Simon Pegg (aka Shaun) plays Sgt. Angel, an intense London police officer who’s so good at his job that his coworkers ship him off to a sleepy, country village in order to keep him from making the rest of them look bad. His no-nonsense approach clashes with Sandford’s locals, whose own approach is to let certain things (underage drinking, for example) slide “for the greater good.” However, it earns him the interest of his good-natured but rather thick partner, played by Nick Frost, who has seen far, far too many cop films and peppers him with questions like “Is it true that there’s a point on a man’s head where if you shoot it, it will blow up?”
Sgt. Angel soon becomes suspicious of events in the town, which hasn’t had a recorded murder in 20 years, but which also has a rather high rate of fatal accidents. Sandford joins the roster of offbeat British villages which harbor dark conspiracies, and I don’t think it’s a coincidence that one of the stars is Edward Woodward, who played an out-of-town cop investigating a sinister community in The Wicker Man.
Hot Fuzz both sends up and embraces the action cop genre, and is surprisingly gory at times, culminating in a lengthy series of shoot-outs and car chases. The mystery is well set-up and signposted throughout, and the film subscribes to the age-old theory that if a disused naval mine is introduced in Act One, it will explode by Act Three.
If the above makes Hot Fuzz sound like a serious action flick, it’s really not. There’s a lot of character-based humor and out-and-out silliness. And it turns out that the most dangerous felon in Sandford may just be an escaped swan.
A rather more severe British import is the horror film The Descent, about the fatal exploits of six hot, thrill-seeking women who go caving in a previously unexplored underground network in the Appalachian Mountains. When the husband and daughter of one of the women are killed in an especially unlikely road accident, her friends try to cheer her up one year later by…taking her into a scary-ass cavern?

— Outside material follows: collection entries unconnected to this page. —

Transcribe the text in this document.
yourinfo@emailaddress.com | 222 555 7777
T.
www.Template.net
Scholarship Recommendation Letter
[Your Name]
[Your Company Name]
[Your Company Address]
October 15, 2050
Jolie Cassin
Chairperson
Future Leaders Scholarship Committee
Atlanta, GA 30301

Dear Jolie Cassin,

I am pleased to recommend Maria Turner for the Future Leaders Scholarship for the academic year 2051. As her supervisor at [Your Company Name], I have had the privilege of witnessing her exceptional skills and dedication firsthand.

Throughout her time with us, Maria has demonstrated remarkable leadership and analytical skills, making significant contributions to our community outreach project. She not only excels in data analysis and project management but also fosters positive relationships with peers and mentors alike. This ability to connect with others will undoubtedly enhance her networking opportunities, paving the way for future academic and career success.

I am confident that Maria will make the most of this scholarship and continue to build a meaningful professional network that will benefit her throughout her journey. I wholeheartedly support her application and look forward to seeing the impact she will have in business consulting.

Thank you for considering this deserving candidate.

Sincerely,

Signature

The Descent does a great job building its tension, sending the women through a series of tunnels so tight that they left me feeling claustrophobic, then trapping them below the earth with little hope of finding another exit. And it’s not until about forty-five minutes in before they begin to realize that they’re not alone…
I admit it, I actually screamed when the monsters made their first appearance. I was sitting in my own living room, comfortable in the knowledge that Gollum’s hungrier, more loathsome cousins were nowhere near, but I shouted something both blasphemous and scatological when one of them sneaked into the frame. I can only imagine that popcorn would’ve been flying everywhere whenever The Descent was screened in a movie theater.
While they never “got me” that good again, the film remained creepy, intense and ultimately downbeat. The Descent never invoked anything overtly Lovecraftian, but one could certainly draw parallels to H.P. Lovecraft’s writings in a tale of ghoulish subhumans driving their victims to madness.
It had some flaws. It drank from the screechy-music-monster-jumping-out well a few times too often, and it rarely paid off the conceit of creatures that hunted entirely by sound. Four of the six women were entirely interchangeable. There was a subplot involving infidelity that I entirely missed the first time through, partially because most of it was introduced before I’d even gotten to know who was married to whom, and partially because the dialogue in a crucial scene was rasped by a dying character in a British accent. While it wasn’t crucial, that context did make the later actions of another character much more understandable.
Still, I think it says a lot in favor of The Descent that I felt compelled to go back over it the next day looking for clues. While it’s not exactly restrained in its use of gore in the last forty minutes of the film, I have to give its director props for holding his monsters back until the moment of maximum effect.